According to The Center Square, the Center for Biological Diversity called the bill a “monstrosity” that would “allow foreign-owned pesticide conglomerates to dominate the policies that impact the safety of the food every American eats.”
“This Republican Farm Bill proposal is a grotesque, record-breaking giveaway to the pesticide industry that will free Big Ag to accelerate the flow of dangerous poisons into our nation’s food supply and waterways,” Brett Hartl, the organization’s government affairs director, told the outlet.
“This bill would block people suffering from pesticide-linked cancers from suing pesticide makers, eviscerate the EPA’s ability to protect rivers and streams from direct pesticide pollution, and give the pesticide industry an unprecedented veto over extinction-preventing safeguards for our nation’s most endangered wildlife,” he added.
“It is unbelievable that 800-page bills just appear with representatives who have clearly not read or understood them. We have a government passing legislation written by Big Ag and chemical companies with no regard for public health or safety. People all across the political spectrum have made clear they oppose pesticide immunity or any weirdly worded sections basically allowing it, but industry keeps sneaking it into massive bills,” one X user commented.
Important
The new Republican House Farm Bill quietly advances pesticide immunity from harm for companies.
Sec. 10205: This provision blocks states and local governments from requiring any warnings beyond what the EPA approves, shielding companies from liability.
Sec.… pic.twitter.com/mK20gjr9ww
— End Tribalism in Politics (@EndTribalism) February 18, 2026
More from The Center Square:
Supporters argue the measure will boost the competitiveness of America’s agricultural sector, provide regulatory certainty, and shield corporations from “frivolous” lawsuits.
CropLife America, which represents the nation’s pesticide industry, did not respond to The Center Square’s request for comment in time for publication but did release a statement supporting the farm bill draft.
“Farmers need continued access to pesticides approved by the Environmental Protection Agency through its rigorous, science-based regulatory process, to protect crops from weeds, pests, and diseases and to remain globally competitive, and we support the inclusion of several important provisions in this bill which support that goal,” CLA President Alexandra Dunn said in a press release.
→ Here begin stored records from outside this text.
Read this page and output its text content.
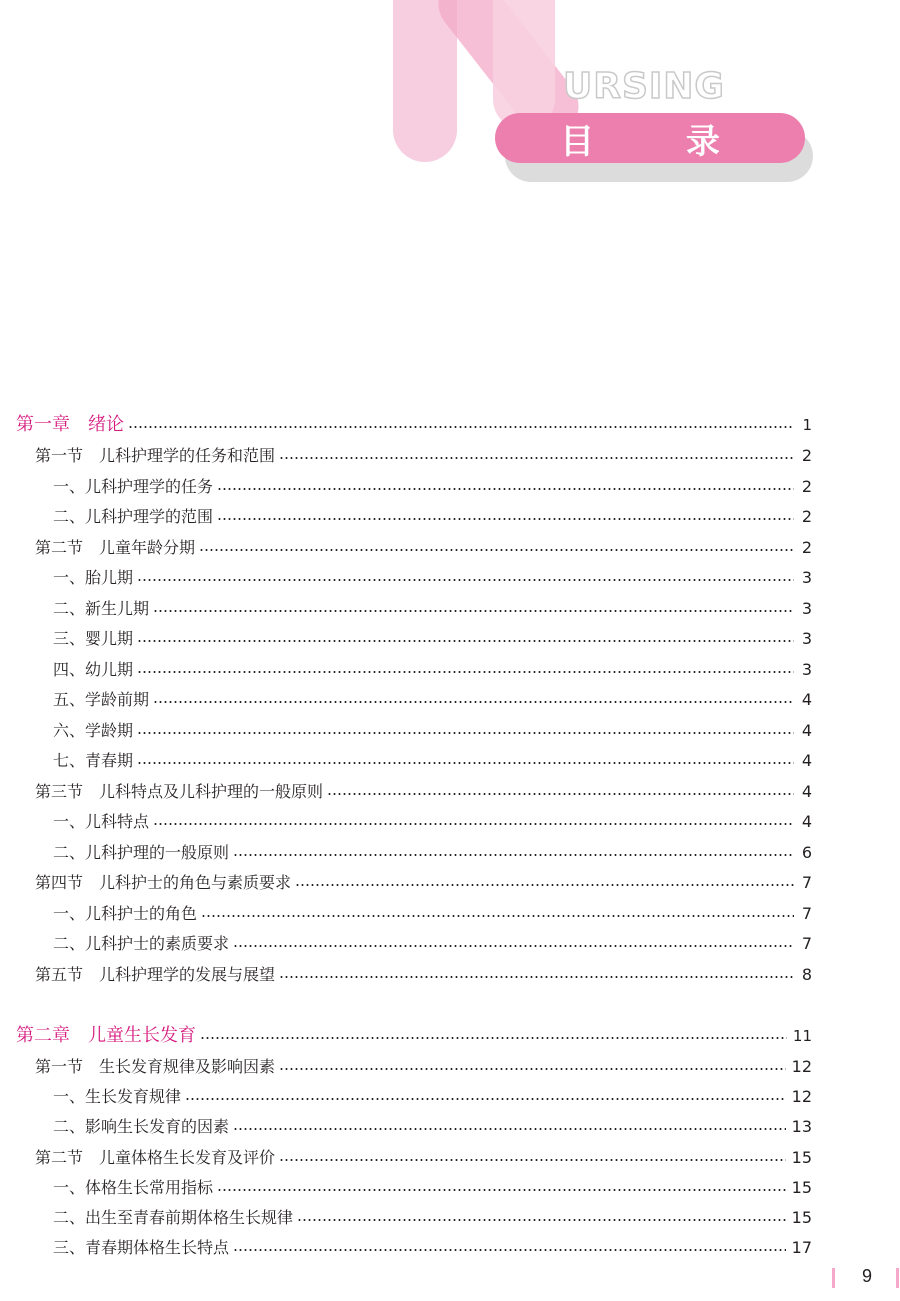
URSING
目 录
第一章　绪论	1
第一节　儿科护理学的任务和范围	2
一、儿科护理学的任务	2
二、儿科护理学的范围	2
第二节　儿童年龄分期	2
一、胎儿期	3
二、新生儿期	3
三、婴儿期	3
四、幼儿期	3
五、学龄前期	4
六、学龄期	4
七、青春期	4
第三节　儿科特点及儿科护理的一般原则	4
一、儿科特点	4
二、儿科护理的一般原则	6
第四节　儿科护士的角色与素质要求	7
一、儿科护士的角色	7
二、儿科护士的素质要求	7
第五节　儿科护理学的发展与展望	8
第二章　儿童生长发育	11
第一节　生长发育规律及影响因素	12
一、生长发育规律	12
二、影响生长发育的因素	13
第二节　儿童体格生长发育及评价	15
一、体格生长常用指标	15
二、出生至青春前期体格生长规律	15
三、青春期体格生长特点	17
9
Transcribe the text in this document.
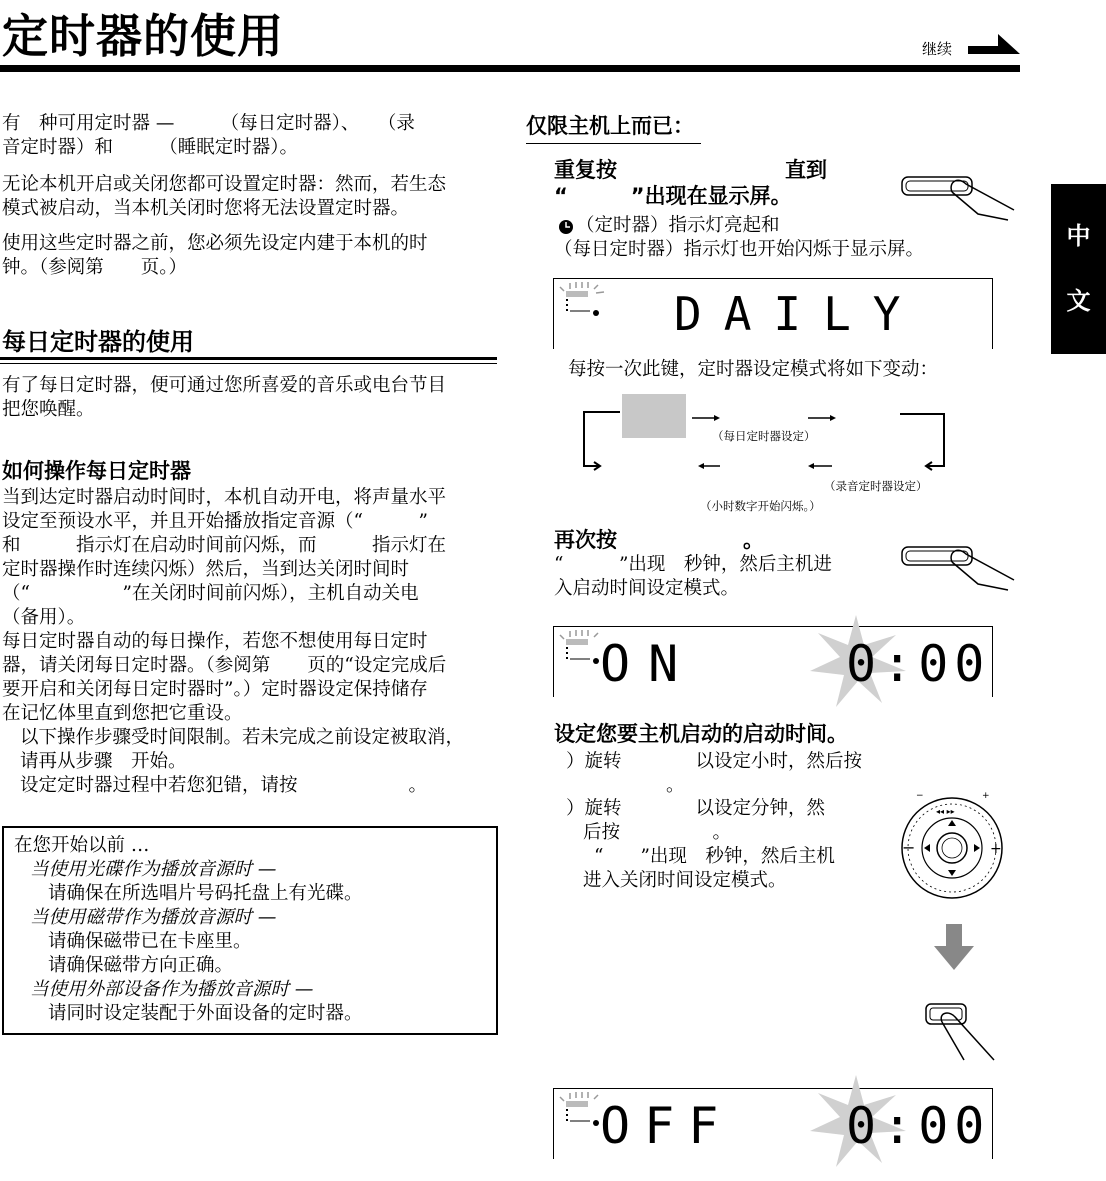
定时器的使用	继续
中
文
有　种可用定时器 —　　　（每日定时器）、　　（录
音定时器）和　　　（睡眠定时器）。
无论本机开启或关闭您都可设置定时器：然而，若生态
模式被启动，当本机关闭时您将无法设置定时器。
使用这些定时器之前，您必须先设定内建于本机的时
钟。（参阅第　　页。）
每日定时器的使用
有了每日定时器，便可通过您所喜爱的音乐或电台节目
把您唤醒。
如何操作每日定时器
当到达定时器启动时间时，本机自动开电，将声量水平
设定至预设水平，并且开始播放指定音源（“　　　”
和　　　指示灯在启动时间前闪烁，而　　　指示灯在
定时器操作时连续闪烁）然后，当到达关闭时间时
（“　　　　　”在关闭时间前闪烁），主机自动关电
（备用）。
每日定时器自动的每日操作，若您不想使用每日定时
器，请关闭每日定时器。（参阅第　　页的“设定完成后
要开启和关闭每日定时器时”。）定时器设定保持储存
在记忆体里直到您把它重设。
以下操作步骤受时间限制。若未完成之前设定被取消，
请再从步骤　开始。
设定定时器过程中若您犯错，请按　　　　　　。
在您开始以前 …
当使用光碟作为播放音源时 —
请确保在所选唱片号码托盘上有光碟。
当使用磁带作为播放音源时 —
请确保磁带已在卡座里。
请确保磁带方向正确。
当使用外部设备作为播放音源时 —
请同时设定装配于外面设备的定时器。
仅限主机上而已：
重复按　　　　　　　　直到
“　　　”出现在显示屏。
（定时器）指示灯亮起和
（每日定时器）指示灯也开始闪烁于显示屏。
DAILY
每按一次此键，定时器设定模式将如下变动：
（每日定时器设定）
（录音定时器设定）
（小时数字开始闪烁。）
再次按　　　　　　。
“　　　”出现　秒钟，然后主机进
入启动时间设定模式。
ON	0:00
设定您要主机启动的启动时间。
）旋转　　　　以设定小时，然后按
。
）旋转　　　　以设定分钟，然
后按　　　　　。
“　　”出现　秒钟，然后主机
进入关闭时间设定模式。
−	+
−	+
◂◂ ▸▸
OFF 0:00
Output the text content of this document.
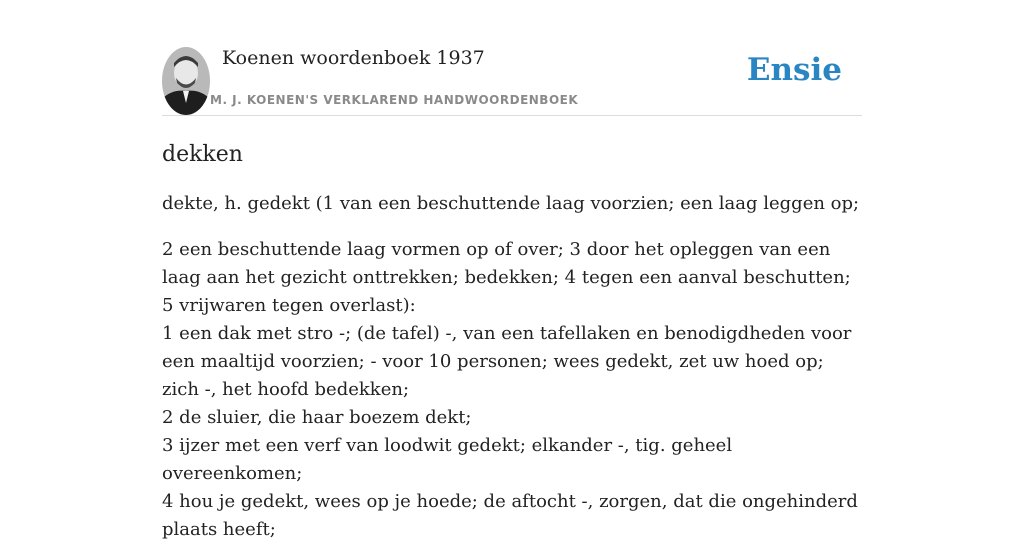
Koenen woordenboek 1937
M. J. KOENEN'S VERKLAREND HANDWOORDENBOEK
Ensie
dekken

dekte, h. gedekt (1 van een beschuttende laag voorzien; een laag leggen op;

2 een beschuttende laag vormen op of over; 3 door het opleggen van een laag aan het gezicht onttrekken; bedekken; 4 tegen een aanval beschutten; 5 vrijwaren tegen overlast):

1 een dak met stro -; (de tafel) -, van een tafellaken en benodigdheden voor een maaltijd voorzien; - voor 10 personen; wees gedekt, zet uw hoed op; zich -, het hoofd bedekken;

2 de sluier, die haar boezem dekt;

3 ijzer met een verf van loodwit gedekt; elkander -, tig. geheel overeenkomen;

4 hou je gedekt, wees op je hoede; de aftocht -, zorgen, dat die ongehinderd plaats heeft;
“We look forward to working with members on both sides of the aisle to advance this legislation and secure its passage in 2026 to strengthen and support U.S. agriculture.”
Democratic lawmakers have condemned other parts of the farm bill as well, such as a restriction on federal funding of solar projects located on forest or prime farmland.
The legislation also transfers authority to administrate the Food for Peace program from the U.S. Agency for International Development to the USDA, a move Democrats and other critics say could endanger the program’s efficiency and effectiveness.
With partisanship running high in Congress, it is unclear if enough Democrats will support the 802-page bill, which authorizes funds for crop insurance, disaster assistance, risk management, farm loans, rural energy grants, forest management, and hundreds of other critical bipartisan initiatives.
House Agriculture Committee Ranking Member Angi Craig, D-Minn., described the legislation as “a shell of a farm bill with poison pills that complicates if not derails chances of getting anything done.”